Model-Level Attacks
Advanced attacks targeting the model itself: training data poisoning, backdoors, adversarial examples, model extraction, and supply chain attacks.
9.1Training Data Poisoning
Supply Chain Attack
Training data poisoning is a supply chain attack that affects all users of a model. Malicious data injected during training persists in model weights and cannot be removed without retraining.
Training data poisoning involves injecting malicious examples into datasets to alter model behavior. Unlike prompt injection (runtime), poisoning attacks happen at training time and create persistent vulnerabilities.
Insert samples with specific triggers that cause targeted misclassification or behavior when present at inference.
Mislabel training examples to teach the model incorrect associations between inputs and outputs.
Add completely new malicious samples to training data via web scraping, user submissions, or supply chain compromise.

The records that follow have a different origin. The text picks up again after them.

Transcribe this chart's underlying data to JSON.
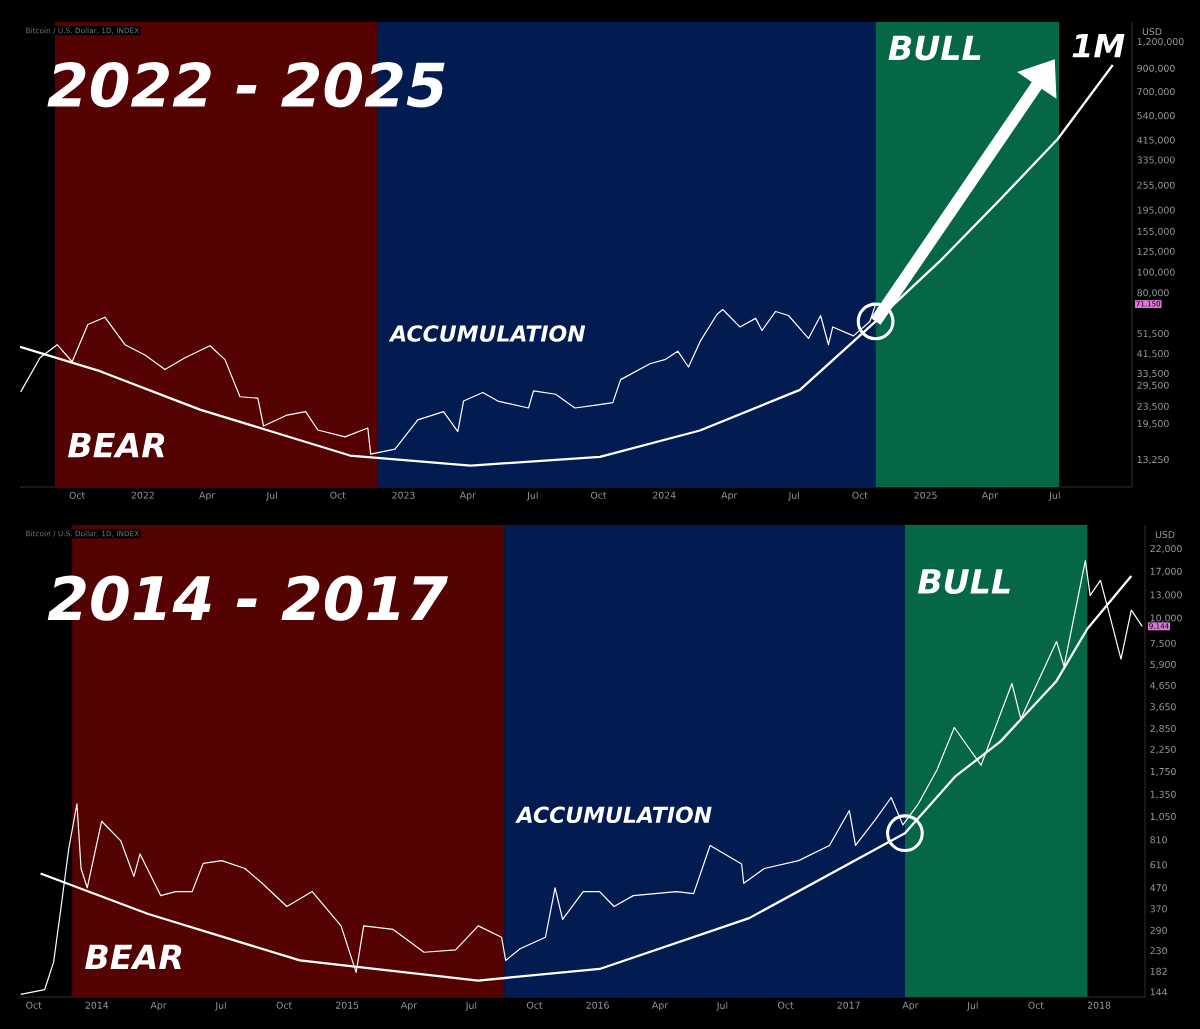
{
  "chart_data": [
    {
      "type": "line",
      "title": "2022 - 2025",
      "subtitle": "Bitcoin / U.S. Dollar, 1D, INDEX",
      "ylabel": "USD",
      "log": true,
      "xlim": [
        "2021-07-13",
        "2025-10-17"
      ],
      "ylim": [
        9900,
        1490000
      ],
      "xticks": [
        {
          "value": "2021-10-01",
          "label": "Oct"
        },
        {
          "value": "2022-01-01",
          "label": "2022"
        },
        {
          "value": "2022-04-01",
          "label": "Apr"
        },
        {
          "value": "2022-07-01",
          "label": "Jul"
        },
        {
          "value": "2022-10-01",
          "label": "Oct"
        },
        {
          "value": "2023-01-01",
          "label": "2023"
        },
        {
          "value": "2023-04-01",
          "label": "Apr"
        },
        {
          "value": "2023-07-01",
          "label": "Jul"
        },
        {
          "value": "2023-10-01",
          "label": "Oct"
        },
        {
          "value": "2024-01-01",
          "label": "2024"
        },
        {
          "value": "2024-04-01",
          "label": "Apr"
        },
        {
          "value": "2024-07-01",
          "label": "Jul"
        },
        {
          "value": "2024-10-01",
          "label": "Oct"
        },
        {
          "value": "2025-01-01",
          "label": "2025"
        },
        {
          "value": "2025-04-01",
          "label": "Apr"
        },
        {
          "value": "2025-07-01",
          "label": "Jul"
        }
      ],
      "yticks": [
        {
          "value": 13250,
          "label": "13,250"
        },
        {
          "value": 19500,
          "label": "19,500"
        },
        {
          "value": 23500,
          "label": "23,500"
        },
        {
          "value": 29500,
          "label": "29,500"
        },
        {
          "value": 33500,
          "label": "33,500"
        },
        {
          "value": 41500,
          "label": "41,500"
        },
        {
          "value": 51500,
          "label": "51,500"
        },
        {
          "value": 80000,
          "label": "80,000"
        },
        {
          "value": 100000,
          "label": "100,000"
        },
        {
          "value": 125000,
          "label": "125,000"
        },
        {
          "value": 155000,
          "label": "155,000"
        },
        {
          "value": 195000,
          "label": "195,000"
        },
        {
          "value": 255000,
          "label": "255,000"
        },
        {
          "value": 335000,
          "label": "335,000"
        },
        {
          "value": 415000,
          "label": "415,000"
        },
        {
          "value": 540000,
          "label": "540,000"
        },
        {
          "value": 700000,
          "label": "700,000"
        },
        {
          "value": 900000,
          "label": "900,000"
        },
        {
          "value": 1200000,
          "label": "1,200,000"
        }
      ],
      "bands": [
        {
          "axis": "x",
          "from": "2021-08-31",
          "to": "2022-11-26",
          "label": "BEAR",
          "color": "#550202"
        },
        {
          "axis": "x",
          "from": "2022-11-26",
          "to": "2024-10-23",
          "label": "ACCUMULATION",
          "color": "#021c52"
        },
        {
          "axis": "x",
          "from": "2024-10-23",
          "to": "2025-07-07",
          "label": "BULL",
          "color": "#056748"
        }
      ],
      "series": [
        {
          "type": "line",
          "color": "#ffffff",
          "x": [
            "2021-07-14",
            "2021-08-10",
            "2021-09-03",
            "2021-09-24",
            "2021-10-16",
            "2021-11-09",
            "2021-12-07",
            "2022-01-04",
            "2022-02-01",
            "2022-03-01",
            "2022-04-05",
            "2022-04-26",
            "2022-05-17",
            "2022-06-11",
            "2022-06-19",
            "2022-07-22",
            "2022-08-17",
            "2022-09-03",
            "2022-10-11",
            "2022-11-12",
            "2022-11-16",
            "2022-12-20",
            "2023-01-21",
            "2023-02-26",
            "2023-03-18",
            "2023-03-26",
            "2023-04-22",
            "2023-05-13",
            "2023-06-25",
            "2023-07-02",
            "2023-08-02",
            "2023-08-29",
            "2023-09-30",
            "2023-10-21",
            "2023-11-01",
            "2023-12-12",
            "2024-01-03",
            "2024-01-20",
            "2024-02-04",
            "2024-02-21",
            "2024-03-15",
            "2024-03-23",
            "2024-04-16",
            "2024-05-08",
            "2024-05-17",
            "2024-06-05",
            "2024-06-23",
            "2024-07-21",
            "2024-08-07",
            "2024-08-18",
            "2024-08-24",
            "2024-09-22",
            "2024-10-15",
            "2024-10-23"
          ],
          "values": [
            27600,
            39900,
            45900,
            38200,
            57100,
            61700,
            45900,
            41100,
            35100,
            39900,
            45400,
            39100,
            26200,
            25800,
            19100,
            21500,
            22300,
            18300,
            17000,
            18700,
            14100,
            14900,
            20400,
            22300,
            18000,
            25000,
            27400,
            25000,
            23200,
            27900,
            26900,
            23200,
            24000,
            24600,
            31500,
            37400,
            39200,
            42800,
            36100,
            48000,
            63800,
            67100,
            55600,
            61000,
            53500,
            65700,
            62900,
            49100,
            62900,
            45900,
            55600,
            50500,
            59000,
            71150
          ]
        },
        {
          "type": "line",
          "color": "#ffffff",
          "x": [
            "2021-07-13",
            "2021-11-02",
            "2022-03-22",
            "2022-10-18",
            "2023-04-05",
            "2023-10-03",
            "2024-02-20",
            "2024-07-09",
            "2024-10-23",
            "2025-01-21",
            "2025-04-15",
            "2025-07-05",
            "2025-09-20"
          ],
          "values": [
            44900,
            34500,
            22800,
            13900,
            12470,
            13700,
            18200,
            28200,
            59000,
            113000,
            219000,
            422000,
            937000
          ]
        }
      ],
      "annotations": [
        {
          "text": "1M",
          "x": "2025-07-01",
          "y": 1000000
        },
        "71,150"
      ]
    },
    {
      "type": "line",
      "title": "2014 - 2017",
      "subtitle": "Bitcoin / U.S. Dollar, 1D, INDEX",
      "ylabel": "USD",
      "log": true,
      "xlim": [
        "2013-09-11",
        "2018-03-09"
      ],
      "ylim": [
        136,
        28900
      ],
      "xticks": [
        {
          "value": "2013-10-01",
          "label": "Oct"
        },
        {
          "value": "2014-01-01",
          "label": "2014"
        },
        {
          "value": "2014-04-01",
          "label": "Apr"
        },
        {
          "value": "2014-07-01",
          "label": "Jul"
        },
        {
          "value": "2014-10-01",
          "label": "Oct"
        },
        {
          "value": "2015-01-01",
          "label": "2015"
        },
        {
          "value": "2015-04-01",
          "label": "Apr"
        },
        {
          "value": "2015-07-01",
          "label": "Jul"
        },
        {
          "value": "2015-10-01",
          "label": "Oct"
        },
        {
          "value": "2016-01-01",
          "label": "2016"
        },
        {
          "value": "2016-04-01",
          "label": "Apr"
        },
        {
          "value": "2016-07-01",
          "label": "Jul"
        },
        {
          "value": "2016-10-01",
          "label": "Oct"
        },
        {
          "value": "2017-01-01",
          "label": "2017"
        },
        {
          "value": "2017-04-01",
          "label": "Apr"
        },
        {
          "value": "2017-07-01",
          "label": "Jul"
        },
        {
          "value": "2017-10-01",
          "label": "Oct"
        },
        {
          "value": "2018-01-01",
          "label": "2018"
        }
      ],
      "yticks": [
        144,
        182,
        230,
        290,
        370,
        470,
        610,
        810,
        {
          "value": 1050,
          "label": "1,050"
        },
        {
          "value": 1350,
          "label": "1,350"
        },
        {
          "value": 1750,
          "label": "1,750"
        },
        {
          "value": 2250,
          "label": "2,250"
        },
        {
          "value": 2850,
          "label": "2,850"
        },
        {
          "value": 3650,
          "label": "3,650"
        },
        {
          "value": 4650,
          "label": "4,650"
        },
        {
          "value": 5900,
          "label": "5,900"
        },
        {
          "value": 7500,
          "label": "7,500"
        },
        {
          "value": 10000,
          "label": "10,000"
        },
        {
          "value": 13000,
          "label": "13,000"
        },
        {
          "value": 17000,
          "label": "17,000"
        },
        {
          "value": 22000,
          "label": "22,000"
        }
      ],
      "bands": [
        {
          "axis": "x",
          "from": "2013-11-26",
          "to": "2015-08-18",
          "label": "BEAR",
          "color": "#550202"
        },
        {
          "axis": "x",
          "from": "2015-08-18",
          "to": "2017-03-24",
          "label": "ACCUMULATION",
          "color": "#021c52"
        },
        {
          "axis": "x",
          "from": "2017-03-24",
          "to": "2017-12-15",
          "label": "BULL",
          "color": "#056748"
        }
      ],
      "series": [
        {
          "type": "line",
          "color": "#ffffff",
          "x": [
            "2013-09-12",
            "2013-10-17",
            "2013-10-30",
            "2013-11-10",
            "2013-11-21",
            "2013-12-03",
            "2013-12-09",
            "2013-12-18",
            "2014-01-08",
            "2014-02-05",
            "2014-02-24",
            "2014-03-05",
            "2014-04-04",
            "2014-04-26",
            "2014-05-20",
            "2014-06-05",
            "2014-07-02",
            "2014-08-05",
            "2014-08-30",
            "2014-10-05",
            "2014-11-11",
            "2014-12-23",
            "2015-01-14",
            "2015-01-25",
            "2015-03-09",
            "2015-04-23",
            "2015-06-08",
            "2015-07-11",
            "2015-08-14",
            "2015-08-20",
            "2015-09-10",
            "2015-10-17",
            "2015-10-31",
            "2015-11-11",
            "2015-12-11",
            "2016-01-04",
            "2016-01-25",
            "2016-02-22",
            "2016-04-25",
            "2016-05-20",
            "2016-06-13",
            "2016-07-29",
            "2016-08-01",
            "2016-08-31",
            "2016-10-20",
            "2016-12-04",
            "2017-01-02",
            "2017-01-11",
            "2017-02-10",
            "2017-03-04",
            "2017-03-21",
            "2017-04-12",
            "2017-05-10",
            "2017-06-04",
            "2017-07-13",
            "2017-08-27",
            "2017-09-09",
            "2017-10-31",
            "2017-11-11",
            "2017-12-12",
            "2017-12-19",
            "2018-01-03",
            "2018-01-17",
            "2018-02-02",
            "2018-02-17",
            "2018-03-05"
          ],
          "values": [
            140,
            148,
            202,
            380,
            730,
            1220,
            585,
            470,
            1000,
            800,
            535,
            690,
            430,
            450,
            450,
            620,
            640,
            585,
            495,
            380,
            450,
            305,
            180,
            305,
            293,
            226,
            232,
            305,
            268,
            206,
            235,
            268,
            470,
            328,
            450,
            450,
            380,
            430,
            450,
            440,
            760,
            615,
            495,
            585,
            640,
            760,
            1130,
            760,
            1030,
            1310,
            960,
            1210,
            1800,
            2900,
            1890,
            4780,
            3200,
            7700,
            5800,
            19300,
            13000,
            15400,
            10200,
            6300,
            11000,
            9144
          ]
        },
        {
          "type": "line",
          "color": "#ffffff",
          "x": [
            "2013-10-11",
            "2014-03-17",
            "2014-10-24",
            "2015-07-11",
            "2016-01-04",
            "2016-08-09",
            "2017-03-24",
            "2017-06-05",
            "2017-08-10",
            "2017-10-31",
            "2017-12-15",
            "2018-02-17"
          ],
          "values": [
            553,
            349,
            206,
            164,
            187,
            333,
            873,
            1660,
            2470,
            4920,
            8900,
            16200
          ]
        }
      ],
      "annotations": [
        {
          "text": "9,144",
          "y": 9144
        }
      ]
    }
  ]
}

Poison fine-tuning datasets to introduce vulnerabilities in domain-specific or customized models.
9.2Adversarial Examples
Adversarial examples are inputs designed to cause model misclassification. Small, often imperceptible perturbations to inputs can drastically change model outputs.
FGSM Attack
Fast Gradient Sign Method: Single-step attack using gradient direction to create perturbations.
PGD Attack
Projected Gradient Descent: Iterative attack producing stronger adversarial examples.
Patch Attacks
Physical adversarial patches that work in real world when placed in camera view.
Universal Perturbations
Single perturbation causing misclassification for any input when applied.
9.3Model Extraction & Theft
Model extraction attacks attempt to steal or replicate a model by querying it extensively and training a copy on the input-output pairs. This threatens proprietary models and enables offline attacks.
/* MODEL EXTRACTION TECHNIQUES */ // ─── QUERY-BASED EXTRACTION ────────────────────────────────── "Send massive queries to collect input-output pairs" "Use active learning to efficiently select informative queries" "Request probabilities/logits when API exposes them" "Train surrogate model on collected data" // ─── ARCHITECTURE INFERENCE ────────────────────────────────── "Probe model capacity through increasingly complex inputs" "Analyze response latency for architecture hints" "Test tokenization patterns to identify model family" "Compare behaviors to known open-source models" // ─── SIDE-CHANNEL EXTRACTION ───────────────────────────────── "Timing analysis to infer model size/complexity" "Memory access patterns (physical access attacks)" "Power consumption analysis" "Cache timing attacks" // ─── DISTILLATION ATTACKS ──────────────────────────────────── "Use target model as teacher to label large dataset" "Train smaller student model to mimic teacher outputs" "Achieve similar performance at fraction of cost"
9.4ML Supply Chain Attacks
Trust Boundaries
ML supply chains include: pre-trained models, datasets, libraries, model hubs, fine-tuning services, and inference APIs. Each is a potential attack vector.
Upload trojaned models to Hugging Face, GitHub, or other hubs. Users download and deploy backdoored models unknowingly.
Contribute malicious samples to public datasets used for training or fine-tuning by other organizations.
Compromise ML libraries (PyTorch plugins, transformers) or inject malicious code into pip/npm packages.
Exploit unsafe deserialization in pickle files (.pkl, .pt) to execute arbitrary code when model is loaded.